Leveraging generative AI and machine learning can offer huge productivity gains – even for organizations handling sensitive Controlled Unclassified Information (CUI) and Federal Contract Information (FCI).

However, embedding AI into processes in a CMMC Level 2 environment introduces new risks that must be managed carefully to remain compliant. CMMC 2.0 Level 2 requires full implementation of NIST SP 800-171 controls to protect CUI/FCI, and it emphasizes strict safeguards when using cloud services.

This article provides a high-level strategy to secure the use of AI in corporate settings under CMMC L2, aligning with AI security frameworks and proven cloud security best practices.
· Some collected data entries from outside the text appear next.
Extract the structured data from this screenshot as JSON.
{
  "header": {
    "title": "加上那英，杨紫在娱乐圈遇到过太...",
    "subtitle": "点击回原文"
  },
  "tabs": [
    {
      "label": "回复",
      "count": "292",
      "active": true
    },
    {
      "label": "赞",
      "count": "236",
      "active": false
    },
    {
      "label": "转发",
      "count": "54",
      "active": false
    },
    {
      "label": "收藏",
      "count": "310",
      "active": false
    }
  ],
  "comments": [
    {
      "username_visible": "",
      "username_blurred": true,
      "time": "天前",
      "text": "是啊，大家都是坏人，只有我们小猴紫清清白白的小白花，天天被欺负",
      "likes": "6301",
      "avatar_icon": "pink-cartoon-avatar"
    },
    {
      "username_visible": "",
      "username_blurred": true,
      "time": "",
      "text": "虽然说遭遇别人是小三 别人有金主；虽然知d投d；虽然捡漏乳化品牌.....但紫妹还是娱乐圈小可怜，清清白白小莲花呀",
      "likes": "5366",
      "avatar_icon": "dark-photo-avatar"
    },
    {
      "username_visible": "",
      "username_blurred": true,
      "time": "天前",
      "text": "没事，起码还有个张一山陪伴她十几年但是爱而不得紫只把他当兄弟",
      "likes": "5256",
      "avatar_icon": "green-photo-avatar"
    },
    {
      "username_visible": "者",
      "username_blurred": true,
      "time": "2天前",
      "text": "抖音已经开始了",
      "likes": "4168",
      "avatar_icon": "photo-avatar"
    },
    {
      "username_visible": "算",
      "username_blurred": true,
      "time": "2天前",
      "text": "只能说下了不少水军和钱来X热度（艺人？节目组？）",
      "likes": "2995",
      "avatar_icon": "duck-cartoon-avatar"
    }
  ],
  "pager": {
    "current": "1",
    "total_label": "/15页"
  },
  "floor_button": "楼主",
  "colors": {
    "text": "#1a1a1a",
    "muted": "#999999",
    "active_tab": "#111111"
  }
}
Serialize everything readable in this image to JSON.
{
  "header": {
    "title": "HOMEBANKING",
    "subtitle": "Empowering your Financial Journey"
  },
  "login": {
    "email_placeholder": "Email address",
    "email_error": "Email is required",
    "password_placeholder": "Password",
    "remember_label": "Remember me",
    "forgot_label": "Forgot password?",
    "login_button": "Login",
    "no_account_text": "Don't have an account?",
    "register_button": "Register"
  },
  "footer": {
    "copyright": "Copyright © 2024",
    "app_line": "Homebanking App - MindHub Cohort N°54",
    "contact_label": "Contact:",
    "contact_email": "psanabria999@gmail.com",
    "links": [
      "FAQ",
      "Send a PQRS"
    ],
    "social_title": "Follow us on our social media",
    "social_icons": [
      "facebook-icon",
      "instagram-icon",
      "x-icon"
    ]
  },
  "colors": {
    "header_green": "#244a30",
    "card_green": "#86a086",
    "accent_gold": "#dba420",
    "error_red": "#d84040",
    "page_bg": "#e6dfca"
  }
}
We’ll explore how to govern AI risk, enforce compliance requirements, and protect sensitive data – all while enabling innovation responsibly.
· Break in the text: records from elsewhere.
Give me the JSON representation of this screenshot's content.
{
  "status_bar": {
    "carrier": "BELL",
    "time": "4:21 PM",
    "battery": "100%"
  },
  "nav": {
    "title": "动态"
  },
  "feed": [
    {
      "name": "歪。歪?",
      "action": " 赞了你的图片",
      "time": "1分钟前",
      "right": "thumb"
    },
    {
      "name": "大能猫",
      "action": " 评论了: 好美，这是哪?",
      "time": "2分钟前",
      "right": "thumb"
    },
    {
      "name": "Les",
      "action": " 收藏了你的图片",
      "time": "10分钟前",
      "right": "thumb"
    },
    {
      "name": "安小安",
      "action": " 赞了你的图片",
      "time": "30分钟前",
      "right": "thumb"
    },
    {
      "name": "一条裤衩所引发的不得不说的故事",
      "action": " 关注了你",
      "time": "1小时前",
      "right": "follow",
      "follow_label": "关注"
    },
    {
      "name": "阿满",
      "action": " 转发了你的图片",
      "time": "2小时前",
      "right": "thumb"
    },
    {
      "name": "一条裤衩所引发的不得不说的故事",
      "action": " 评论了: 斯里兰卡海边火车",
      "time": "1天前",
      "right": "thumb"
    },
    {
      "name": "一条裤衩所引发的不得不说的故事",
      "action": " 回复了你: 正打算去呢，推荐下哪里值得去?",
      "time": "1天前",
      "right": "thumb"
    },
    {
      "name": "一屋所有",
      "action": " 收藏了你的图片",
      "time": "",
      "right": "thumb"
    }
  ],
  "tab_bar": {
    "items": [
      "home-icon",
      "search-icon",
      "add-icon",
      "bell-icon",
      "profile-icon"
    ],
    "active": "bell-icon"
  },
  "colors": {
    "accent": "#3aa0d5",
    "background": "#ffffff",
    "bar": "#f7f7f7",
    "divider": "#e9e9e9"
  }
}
CMMC Level 2 compliance is non-negotiable for Defense Industrial Base companies handling CUI. It mandates adhering to 110 security controls (NIST SP 800-171) across areas like access control, audit logging, incident response, etc. While the CMMC requirements don’t explicitly mention “AI”, any AI platform used to process, store, or send CUI falls under cloud usage rules – specifically 32 CFR Part 170, which requires using FedRAMP-authorized (Moderate baseline) cloud services for CUI. In practice, an AI SaaS or cloud service is treated as a CSP, so it must be FedRAMP Moderate (or equivalent) if it touches CUI. This means most consumer-grade AI tools are off-limits for CUI data, since uploading CUI to a non-FedRAMP public AI is a direct compliance violation (violating DFARS contracts and inherently CMMC itself).
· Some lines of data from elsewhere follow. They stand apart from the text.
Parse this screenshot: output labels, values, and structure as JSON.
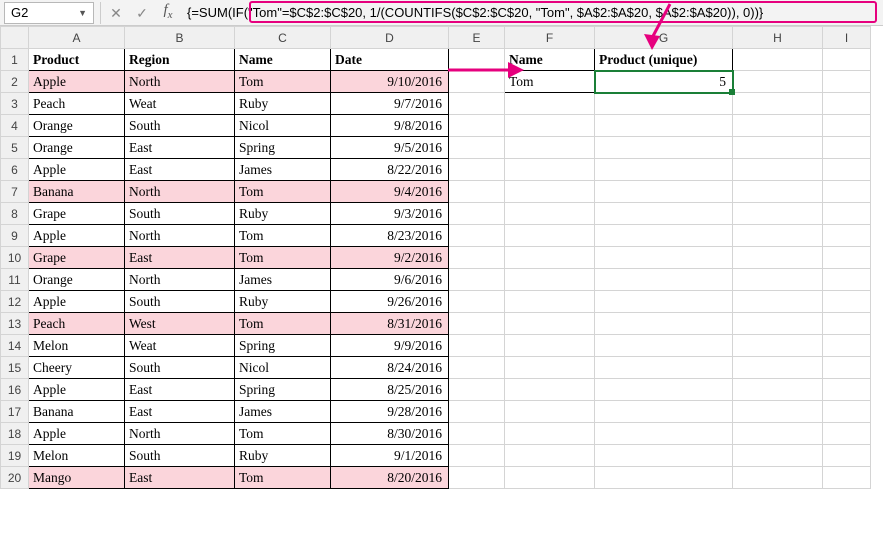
{
  "name_box": "G2",
  "formula": "{=SUM(IF(\"Tom\"=$C$2:$C$20, 1/(COUNTIFS($C$2:$C$20, \"Tom\", $A$2:$A$20, $A$2:$A$20)), 0))}",
  "columns": [
    "A",
    "B",
    "C",
    "D",
    "E",
    "F",
    "G",
    "H",
    "I"
  ],
  "main_header": {
    "a": "Product",
    "b": "Region",
    "c": "Name",
    "d": "Date"
  },
  "side_header": {
    "f": "Name",
    "g": "Product (unique)"
  },
  "side_row": {
    "f": "Tom",
    "g": "5"
  },
  "rows": [
    {
      "n": "1"
    },
    {
      "n": "2",
      "a": "Apple",
      "b": "North",
      "c": "Tom",
      "d": "9/10/2016",
      "hl": true
    },
    {
      "n": "3",
      "a": "Peach",
      "b": "Weat",
      "c": "Ruby",
      "d": "9/7/2016"
    },
    {
      "n": "4",
      "a": "Orange",
      "b": "South",
      "c": "Nicol",
      "d": "9/8/2016"
    },
    {
      "n": "5",
      "a": "Orange",
      "b": "East",
      "c": "Spring",
      "d": "9/5/2016"
    },
    {
      "n": "6",
      "a": "Apple",
      "b": "East",
      "c": "James",
      "d": "8/22/2016"
    },
    {
      "n": "7",
      "a": "Banana",
      "b": "North",
      "c": "Tom",
      "d": "9/4/2016",
      "hl": true
    },
    {
      "n": "8",
      "a": "Grape",
      "b": "South",
      "c": "Ruby",
      "d": "9/3/2016"
    },
    {
      "n": "9",
      "a": "Apple",
      "b": "North",
      "c": "Tom",
      "d": "8/23/2016"
    },
    {
      "n": "10",
      "a": "Grape",
      "b": "East",
      "c": "Tom",
      "d": "9/2/2016",
      "hl": true
    },
    {
      "n": "11",
      "a": "Orange",
      "b": "North",
      "c": "James",
      "d": "9/6/2016"
    },
    {
      "n": "12",
      "a": "Apple",
      "b": "South",
      "c": "Ruby",
      "d": "9/26/2016"
    },
    {
      "n": "13",
      "a": "Peach",
      "b": "West",
      "c": "Tom",
      "d": "8/31/2016",
      "hl": true
    },
    {
      "n": "14",
      "a": "Melon",
      "b": "Weat",
      "c": "Spring",
      "d": "9/9/2016"
    },
    {
      "n": "15",
      "a": "Cheery",
      "b": "South",
      "c": "Nicol",
      "d": "8/24/2016"
    },
    {
      "n": "16",
      "a": "Apple",
      "b": "East",
      "c": "Spring",
      "d": "8/25/2016"
    },
    {
      "n": "17",
      "a": "Banana",
      "b": "East",
      "c": "James",
      "d": "9/28/2016"
    },
    {
      "n": "18",
      "a": "Apple",
      "b": "North",
      "c": "Tom",
      "d": "8/30/2016"
    },
    {
      "n": "19",
      "a": "Melon",
      "b": "South",
      "c": "Ruby",
      "d": "9/1/2016"
    },
    {
      "n": "20",
      "a": "Mango",
      "b": "East",
      "c": "Tom",
      "d": "8/20/2016",
      "hl": true
    }
  ],
  "colors": {
    "highlight_row": "#fbd5db",
    "annotation": "#e6007e",
    "active_border": "#1a7f37"
  }
}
Meanwhile, organizations are eager to harness AI for efficiency – from code generation and document summarization to predictive analytics. This creates tension between innovation and strict compliance. Key risk factors include:

The mandate is clear: to use AI in a CMMC L2 environment, security and compliance must be baked in from the start. In practice, this means only using AI solutions within a secure boundary, thoroughly assessing AI-related risks, and extending your compliance controls to cover AI activities.

Companies will need to balance AI adoption with a “trust but verify” stance – ensuring every AI use case is evaluated for risk and aligned with CMMC requirements.

Effective management of AI risk is essential for organizations seeking to deploy AI solutions while maintaining strict adherence to CMMC Level 2 requirements. By using industry-recognized frameworks from bodies like the Cloud Security Alliance (CSA) and NIST, organizations can extend their compliance programs to cover the unique risks introduced by AI workloads, ensuring that CUI and FCI remain protected throughout the AI lifecycle.

In summary, adopting AI-specific risk management frameworks such as CSA’s AICM and MRMF, alongside NIST’s AI RMF, enables organizations to systematically secure AI workloads within CMMC Level 2 environments. These frameworks help translate high-level CMMC controls into concrete, actionable measures for AI, ensuring that sensitive data is protected, risks are documented and mitigated, and compliance is demonstrable across both traditional IT and emerging AI platforms.

One of the most critical decisions is where and how your AI systems run. In CMMC L2 settings, environment architecture must ensure that AI tools never become a conduit for data spillage and that they meet the same security bar as the rest of your IT.

1. Keep AI Within the Authorized Boundary: All CUI processing must stay inside your accredited IT environment, using FedRAMP Moderate (or higher) infrastructure. Use government-only cloud AI services (e.g., Azure OpenAI in Azure Government, AWS Bedrock in GovCloud), which are designed for sensitive data and meet compliance requirements. If using in-house or private cloud AI, apply the same security controls as other CUI systems—strict segmentation, access controls, encryption, and no outbound internet connections unless approved.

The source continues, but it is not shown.